What you give is what you get.
I certainly can’t get behind Dan LeRoy's Thunder Lightning Strike = Paul's Boutique comparison in terms of the music -- even sociologically, I'm not sure the argument stands up. 1994-5 is so very much not 1989, and I had to double up and check to make sure that the virgin-eared largehearted boy wasn't ghost-authoring these book notes. But I'll cut him some slack since he so completely nails the brilliance of "Shake Your Rump."
On the Car Wash soundtrack, [Rose Royce's "6 O’Clock DJ (Let’s Rock)"]'s just an instrumental throwaway, a little over a minute long and notable only for the fatness of its Moog bassline. What Matt Dike and the Dust Brothers did with that sound on "Shake Your Rump," however, is remarkable; they chopped it up, turned it inside out and made it groove in a completely new way. If you had to pick the most memorable audio component from Paul’s Boutique, this sample would probably be the winner – and it wasn’t just some great hook ripe for the plucking, either.-- Dan LeRoy, from his book notes submission for The Beastie Boys' Paul's Boutique (33 1/3).
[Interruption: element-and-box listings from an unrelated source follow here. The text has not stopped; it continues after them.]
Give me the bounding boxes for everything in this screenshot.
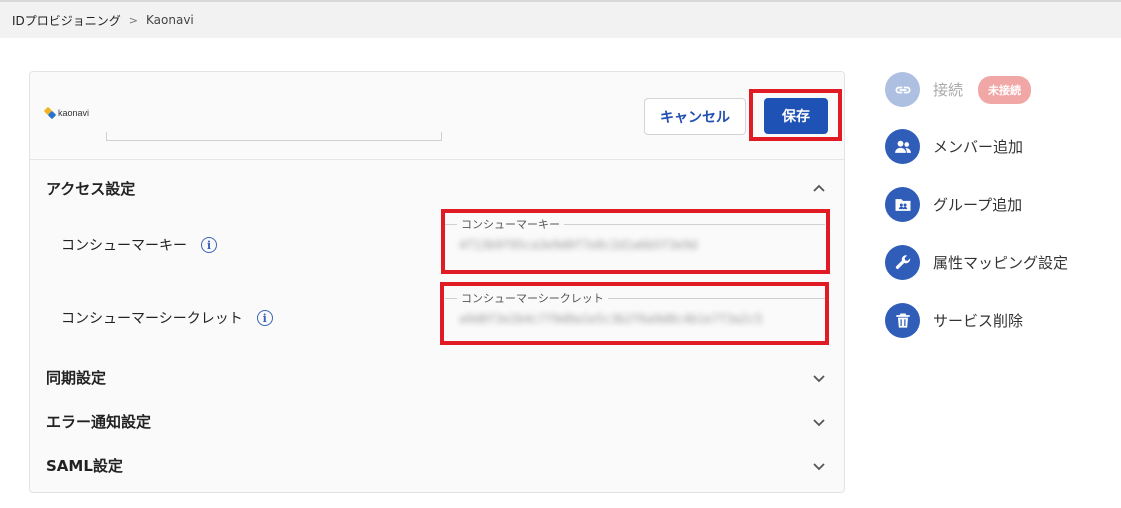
cancel-button[interactable]: キャンセル [644, 98, 746, 135]
consumer-key-legend: コンシューマーキー [457, 216, 564, 232]
add-member-label: メンバー追加 [933, 138, 1024, 156]
consumer-key-value[interactable]: 4f13b9f95ca3e9d0f7e8c2d1a6b5f3e9d [459, 238, 819, 252]
service-logo-text: kaonavi [58, 108, 90, 118]
consumer-secret-label-row: コンシューマーシークレット i [61, 308, 273, 328]
wrench-icon [885, 245, 920, 280]
consumer-key-label: コンシューマーキー [61, 238, 187, 254]
section-error-title[interactable]: エラー通知設定 [46, 411, 151, 432]
section-sync-title[interactable]: 同期設定 [46, 367, 106, 388]
users-icon [885, 129, 920, 164]
delete-service-label: サービス削除 [933, 312, 1024, 330]
attribute-mapping-label: 属性マッピング設定 [933, 254, 1069, 272]
settings-card: kaonavi キャンセル 保存 アクセス設定 コンシューマーキー i コンシュ… [29, 71, 845, 493]
connect-label: 接続 [933, 81, 964, 99]
connect-action: 接続 未接続 [885, 72, 1032, 107]
delete-service-button[interactable]: サービス削除 [885, 303, 1023, 338]
chevron-down-icon[interactable] [812, 414, 826, 428]
breadcrumb-parent[interactable]: IDプロビジョニング [12, 12, 121, 29]
add-group-button[interactable]: グループ追加 [885, 187, 1022, 222]
info-icon[interactable]: i [256, 310, 273, 326]
breadcrumb-separator: > [128, 13, 138, 27]
consumer-secret-field[interactable]: コンシューマーシークレット a9d8f3e2b4c7f9d8a1e5c3b2f6… [445, 290, 825, 336]
breadcrumb: IDプロビジョニング > Kaonavi [0, 0, 1121, 38]
breadcrumb-current: Kaonavi [146, 13, 194, 27]
add-group-label: グループ追加 [933, 196, 1023, 214]
kaonavi-logo-icon [45, 108, 55, 118]
card-header: kaonavi キャンセル 保存 [30, 72, 844, 160]
link-icon [885, 72, 920, 107]
attribute-mapping-button[interactable]: 属性マッピング設定 [885, 245, 1068, 280]
chevron-up-icon[interactable] [812, 180, 826, 194]
consumer-key-field[interactable]: コンシューマーキー 4f13b9f95ca3e9d0f7e8c2d1a6b5f3… [445, 216, 825, 262]
status-badge: 未接続 [978, 75, 1032, 104]
save-button[interactable]: 保存 [764, 98, 828, 134]
group-folder-icon [885, 187, 920, 222]
trash-icon [885, 303, 920, 338]
consumer-secret-value[interactable]: a9d8f3e2b4c7f9d8a1e5c3b2f6a9d8c4b1e7f3a2… [459, 312, 819, 326]
consumer-key-label-row: コンシューマーキー i [61, 235, 217, 255]
chevron-down-icon[interactable] [812, 458, 826, 472]
add-member-button[interactable]: メンバー追加 [885, 129, 1023, 164]
service-name-input[interactable] [106, 132, 442, 141]
consumer-secret-legend: コンシューマーシークレット [457, 290, 608, 306]
service-logo: kaonavi [45, 108, 89, 118]
section-saml-title[interactable]: SAML設定 [46, 455, 123, 476]
chevron-down-icon[interactable] [812, 370, 826, 384]
section-access-title[interactable]: アクセス設定 [46, 178, 135, 199]
consumer-secret-label: コンシューマーシークレット [61, 311, 243, 327]
info-icon[interactable]: i [201, 237, 217, 253]
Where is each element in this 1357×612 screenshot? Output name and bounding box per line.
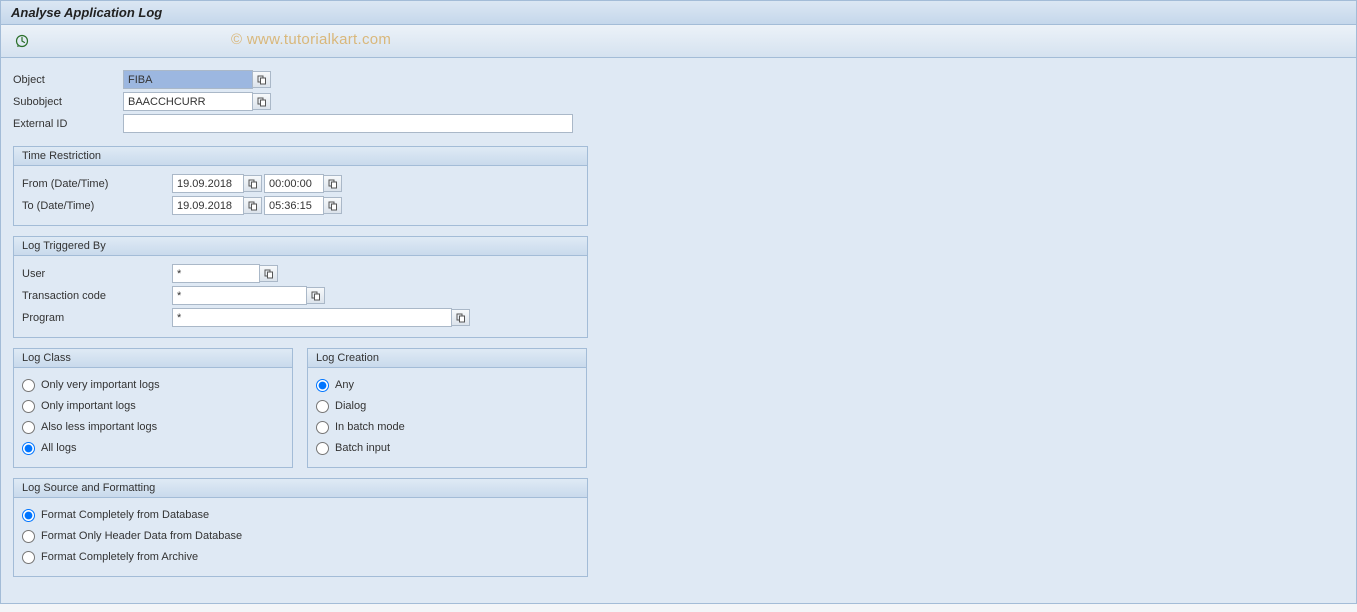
radio-label: Format Completely from Archive [41,551,198,563]
log-source-title: Log Source and Formatting [14,479,587,498]
radio-label: Any [335,379,354,391]
radio-label: Format Completely from Database [41,509,209,521]
subobject-input[interactable] [123,92,253,111]
search-help-icon [328,179,338,189]
user-label: User [22,268,172,280]
tcode-input[interactable] [172,286,307,305]
radio-label: Dialog [335,400,366,412]
execute-button[interactable] [13,32,31,50]
subobject-label: Subobject [13,96,123,108]
log-creation-title: Log Creation [308,349,586,368]
from-date-f4-button[interactable] [244,175,262,192]
to-date-input[interactable] [172,196,244,215]
to-time-input[interactable] [264,196,324,215]
search-help-icon [264,269,274,279]
to-label: To (Date/Time) [22,200,172,212]
radio-label: All logs [41,442,76,454]
object-f4-button[interactable] [253,71,271,88]
logclass-very-important[interactable]: Only very important logs [22,375,284,395]
externalid-input[interactable] [123,114,573,133]
log-class-title: Log Class [14,349,292,368]
logclass-all[interactable]: All logs [22,438,284,458]
search-help-icon [248,179,258,189]
search-help-icon [248,201,258,211]
subobject-f4-button[interactable] [253,93,271,110]
search-help-icon [456,313,466,323]
radio-label: Format Only Header Data from Database [41,530,242,542]
tcode-f4-button[interactable] [307,287,325,304]
tcode-label: Transaction code [22,290,172,302]
from-label: From (Date/Time) [22,178,172,190]
toolbar: © www.tutorialkart.com [1,25,1356,58]
search-help-icon [311,291,321,301]
to-date-f4-button[interactable] [244,197,262,214]
to-time-f4-button[interactable] [324,197,342,214]
search-help-icon [257,97,267,107]
object-input[interactable] [123,70,253,89]
source-archive[interactable]: Format Completely from Archive [22,547,579,567]
clock-execute-icon [15,34,29,48]
search-help-icon [257,75,267,85]
time-restriction-title: Time Restriction [14,147,587,166]
logclass-important[interactable]: Only important logs [22,396,284,416]
user-f4-button[interactable] [260,265,278,282]
program-label: Program [22,312,172,324]
watermark-text: © www.tutorialkart.com [231,31,391,48]
logcreation-batch[interactable]: In batch mode [316,417,578,437]
search-help-icon [328,201,338,211]
radio-label: In batch mode [335,421,405,433]
from-time-input[interactable] [264,174,324,193]
logcreation-any[interactable]: Any [316,375,578,395]
from-time-f4-button[interactable] [324,175,342,192]
radio-label: Only important logs [41,400,136,412]
source-db-header[interactable]: Format Only Header Data from Database [22,526,579,546]
object-label: Object [13,74,123,86]
radio-label: Also less important logs [41,421,157,433]
radio-label: Only very important logs [41,379,160,391]
radio-label: Batch input [335,442,390,454]
logcreation-batchinput[interactable]: Batch input [316,438,578,458]
logcreation-dialog[interactable]: Dialog [316,396,578,416]
program-f4-button[interactable] [452,309,470,326]
logclass-less-important[interactable]: Also less important logs [22,417,284,437]
source-db-full[interactable]: Format Completely from Database [22,505,579,525]
from-date-input[interactable] [172,174,244,193]
page-title: Analyse Application Log [1,1,1356,25]
externalid-label: External ID [13,118,123,130]
program-input[interactable] [172,308,452,327]
user-input[interactable] [172,264,260,283]
log-triggered-title: Log Triggered By [14,237,587,256]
Rose Royce – "6 O’Clock DJ (Let’s Rock)"
( Put your money where your mouth is. )
I remember trying to mine the samples on PB (pre-Internet!), and stumbling across the Car Wash OST. I was so excited -- I'd heard tales of how the Dust Bros. had completely plundered the record. This was it! I would now have two albums worth of perfection! But no. Hearing Car Wash well after memorizing PB reduced the soundtrack to a big mess of quiet, powerless music with stray bits of sample fodder strewn across it. Talk about disappointment.